Major telecommunications companies, such as Verizon and AT&T, also are expected to fight efforts by the FCC to impose more control over Internet access.

But the FCC said the federal government needs to do more to assure that high-speed networks reach all Americans, allowing them to tap into the information economy and take advantage of advancements to come, such as electronic health records.

"The National Broadband Plan is a 21st-century road map to spur economic growth and investment, create jobs, educate our children, protect our citizens, and engage in our democracy," said FCC Chairman Julius Genachowski, a Democrat and former technology executive appointed by President Obama last year who has made expanding Internet access a top priority. "It's an action plan, and action is necessary to meet the challenges of global competitiveness, and harness the power of broadband to help address so many vital national issues."

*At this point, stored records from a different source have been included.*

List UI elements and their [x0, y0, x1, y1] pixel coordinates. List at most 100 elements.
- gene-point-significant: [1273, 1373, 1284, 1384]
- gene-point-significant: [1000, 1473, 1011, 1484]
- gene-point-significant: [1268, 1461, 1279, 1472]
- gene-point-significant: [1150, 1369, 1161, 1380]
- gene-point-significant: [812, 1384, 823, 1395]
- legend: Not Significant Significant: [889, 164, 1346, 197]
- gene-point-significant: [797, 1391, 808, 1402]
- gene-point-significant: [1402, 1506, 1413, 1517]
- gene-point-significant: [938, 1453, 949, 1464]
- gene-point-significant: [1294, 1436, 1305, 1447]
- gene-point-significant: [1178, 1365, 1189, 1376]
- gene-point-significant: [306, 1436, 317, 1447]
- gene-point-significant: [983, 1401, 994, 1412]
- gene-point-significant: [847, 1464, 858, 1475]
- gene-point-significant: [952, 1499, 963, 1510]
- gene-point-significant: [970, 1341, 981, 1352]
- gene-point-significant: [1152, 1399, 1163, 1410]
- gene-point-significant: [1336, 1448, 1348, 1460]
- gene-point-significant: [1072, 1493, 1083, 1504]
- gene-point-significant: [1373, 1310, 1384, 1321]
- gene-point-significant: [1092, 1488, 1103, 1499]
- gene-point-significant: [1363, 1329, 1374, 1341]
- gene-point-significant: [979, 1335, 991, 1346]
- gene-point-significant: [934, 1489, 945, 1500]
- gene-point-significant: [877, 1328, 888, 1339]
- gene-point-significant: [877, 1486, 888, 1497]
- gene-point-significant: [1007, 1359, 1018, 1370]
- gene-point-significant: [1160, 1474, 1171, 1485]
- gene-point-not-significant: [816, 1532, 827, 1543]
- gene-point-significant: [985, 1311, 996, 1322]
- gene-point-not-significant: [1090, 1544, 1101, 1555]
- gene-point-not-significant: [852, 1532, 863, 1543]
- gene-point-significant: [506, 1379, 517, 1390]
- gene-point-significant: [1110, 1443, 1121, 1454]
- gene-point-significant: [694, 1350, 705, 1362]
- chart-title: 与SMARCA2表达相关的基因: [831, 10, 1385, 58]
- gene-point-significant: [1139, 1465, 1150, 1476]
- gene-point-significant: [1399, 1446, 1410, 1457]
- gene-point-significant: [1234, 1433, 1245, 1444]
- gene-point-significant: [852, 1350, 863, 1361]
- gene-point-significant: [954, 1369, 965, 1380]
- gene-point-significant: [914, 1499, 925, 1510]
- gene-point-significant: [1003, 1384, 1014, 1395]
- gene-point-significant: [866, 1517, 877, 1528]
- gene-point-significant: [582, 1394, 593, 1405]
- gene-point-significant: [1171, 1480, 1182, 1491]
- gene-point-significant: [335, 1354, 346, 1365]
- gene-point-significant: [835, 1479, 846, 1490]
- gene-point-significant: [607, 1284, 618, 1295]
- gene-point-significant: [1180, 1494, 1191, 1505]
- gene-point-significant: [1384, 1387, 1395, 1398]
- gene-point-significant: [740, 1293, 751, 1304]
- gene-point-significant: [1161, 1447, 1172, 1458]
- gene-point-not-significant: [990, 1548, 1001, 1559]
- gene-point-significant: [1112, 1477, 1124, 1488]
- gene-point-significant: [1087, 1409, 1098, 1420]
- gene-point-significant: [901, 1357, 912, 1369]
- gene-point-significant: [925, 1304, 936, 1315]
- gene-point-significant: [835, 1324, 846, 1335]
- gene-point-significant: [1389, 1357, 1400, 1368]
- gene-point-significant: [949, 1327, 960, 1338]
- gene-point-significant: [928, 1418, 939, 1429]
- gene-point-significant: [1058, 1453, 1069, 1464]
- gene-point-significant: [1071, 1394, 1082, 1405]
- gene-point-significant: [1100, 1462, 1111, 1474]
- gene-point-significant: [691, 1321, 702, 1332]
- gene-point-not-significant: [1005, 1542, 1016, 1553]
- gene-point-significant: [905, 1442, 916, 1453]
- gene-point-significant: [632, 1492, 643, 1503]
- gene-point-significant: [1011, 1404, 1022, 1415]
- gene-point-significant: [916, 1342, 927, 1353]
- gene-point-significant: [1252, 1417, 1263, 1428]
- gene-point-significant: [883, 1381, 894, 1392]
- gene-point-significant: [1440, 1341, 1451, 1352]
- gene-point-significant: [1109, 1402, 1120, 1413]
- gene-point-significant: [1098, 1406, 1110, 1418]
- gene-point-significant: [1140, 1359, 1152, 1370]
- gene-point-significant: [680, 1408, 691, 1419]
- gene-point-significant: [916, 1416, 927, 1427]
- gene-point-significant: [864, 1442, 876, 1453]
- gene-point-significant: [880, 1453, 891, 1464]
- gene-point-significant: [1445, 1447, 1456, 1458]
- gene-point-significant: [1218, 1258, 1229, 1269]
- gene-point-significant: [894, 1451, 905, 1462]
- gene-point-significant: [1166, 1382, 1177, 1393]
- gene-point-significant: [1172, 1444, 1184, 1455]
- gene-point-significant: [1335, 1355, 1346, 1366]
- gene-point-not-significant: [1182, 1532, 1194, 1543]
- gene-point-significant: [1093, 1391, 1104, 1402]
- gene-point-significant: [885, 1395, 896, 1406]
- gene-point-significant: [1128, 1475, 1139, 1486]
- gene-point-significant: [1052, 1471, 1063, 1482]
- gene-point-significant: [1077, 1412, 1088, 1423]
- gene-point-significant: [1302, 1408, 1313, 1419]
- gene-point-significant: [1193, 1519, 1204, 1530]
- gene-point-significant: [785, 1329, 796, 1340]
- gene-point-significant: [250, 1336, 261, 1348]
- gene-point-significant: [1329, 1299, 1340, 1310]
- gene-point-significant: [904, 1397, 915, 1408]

Access to high-speed Internet service has grown dramatically -- nearly 200 million Americans now have access, compared with 8 million in 2000, the FCC said. But about 100 million U.S. homes do not have high-speed Internet access in their homes. Much of that is because of the price for service, but about 14 million Americans could not get access -- even if they could afford the bill -- because it is not available where they live.

Congress included $7.2 billion for grants to expand high-speed Internet access in the $787-billion economic stimulus plan passed last year, and gave the FCC a year to develop a strategy for maximizing that money. Consumer groups and Internet activists have complained for years that the United States had no real broadband strategy, a major reason that the country continues falling in international rankings for high-speed Internet access per capita. The U.S. is 15th in the 2009 tally from the Organization for Economic Cooperation and Development after having been fourth in 2001.

In addition to the stimulus money, the FCC wants to shift as much as $15.5 billion from an existing fund designed to provide affordable access to telecommunications services -- mostly phone service -- to underserved communities.

"The plan is just the type of comprehensive, compelling road map that our country needs to catch up. When America has a plan, America can lead the world," said Rep. Edward Markey (D-Mass.), who wrote the requirement for such a strategy into the stimulus legislation. "This is not just a plan, but a road map to our broadband future. A future in which we consume less energy, improve the quality of health care with electronic medical records and ensure that every American has access to the tools they need to succeed."